- Alternative names: 825 South Hill

General information
- Type: Retail, Residential
- Architectural style: Modern
- Location: 820 S. Olive St. Los Angeles, California
- Coordinates: 34°02′40″N 118°15′23″W﻿ / ﻿34.0445°N 118.2565°W
- Construction started: 2016
- Completed: 2019
- Cost: $500 Million
- Owner: Onni Group
- Operator: Onni Group

Height
- Architectural: 563 ft (171.6 m)
- Tip: 563 ft (171.6 m)

Technical details
- Material: Concrete
- Floor count: 49 4 below ground
- Floor area: 529,083 sq ft (49,153.4 m^{2})

Design and construction
- Architect: Chris Dikeakos Architects
- Developer: Onni Group
- Main contractor: Onni Group

Website
- https://www.825southhilldtla.com/

References

= 820 Olive =

820 Olive or 825 South Hill, is a residential and retail tower in downtown Los Angeles, California that is located within walking distance from Staples Center, L.A. Live, and the Broadway. It was developed by Onni Group and designed by Chris Dikeakos Architects. Construction of the building was started in July 2016 and completed in February 2019 with an overall height of 563 ft. It has 49 floors. At the time of its completion, it became the tallest residential tower in California. It was then surpassed by the 56 floors, 647 ft tall Metropolis Tower D in December 2019.

==History==
The building site was previously used as a parking lot.
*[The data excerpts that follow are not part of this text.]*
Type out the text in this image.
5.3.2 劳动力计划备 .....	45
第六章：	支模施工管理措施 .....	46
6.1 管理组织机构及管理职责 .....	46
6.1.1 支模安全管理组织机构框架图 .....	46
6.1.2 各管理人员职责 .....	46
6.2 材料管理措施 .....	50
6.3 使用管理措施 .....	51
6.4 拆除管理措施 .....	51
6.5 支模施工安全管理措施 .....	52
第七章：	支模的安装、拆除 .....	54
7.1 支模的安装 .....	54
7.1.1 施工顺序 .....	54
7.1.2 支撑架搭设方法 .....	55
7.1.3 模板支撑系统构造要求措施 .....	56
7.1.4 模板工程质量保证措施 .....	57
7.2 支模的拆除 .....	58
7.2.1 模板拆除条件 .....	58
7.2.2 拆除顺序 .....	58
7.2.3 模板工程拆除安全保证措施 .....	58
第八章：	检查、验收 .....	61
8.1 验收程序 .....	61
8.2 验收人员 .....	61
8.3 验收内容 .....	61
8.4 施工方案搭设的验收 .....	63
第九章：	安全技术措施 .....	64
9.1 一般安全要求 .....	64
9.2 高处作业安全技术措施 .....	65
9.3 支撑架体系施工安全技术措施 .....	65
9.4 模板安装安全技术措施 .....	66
Part of the site, at the southwest corner of Eighth and Hill was the location of the RKO Hillstreet Theatre, 801 S. Hill St., opened 1922, architect G. Albert Lansburgh, closed 1963, demolished 1965.

In 2014, Onni Group announced that they would build a residential skyscraper on the site. On 12 January 2016, the developer obtained grading and shoring permits from the City of Los Angeles Department of Building and Safety to build the building on the site. The project later groundbroke in February 2016. It then followed by foundation works in July of that year. The building topped out in 2018. Following the completion of its interior works, 820 Olive opened on 15 February 2019. It has a total of 516 residential units and more than 5,000 sqft of retail.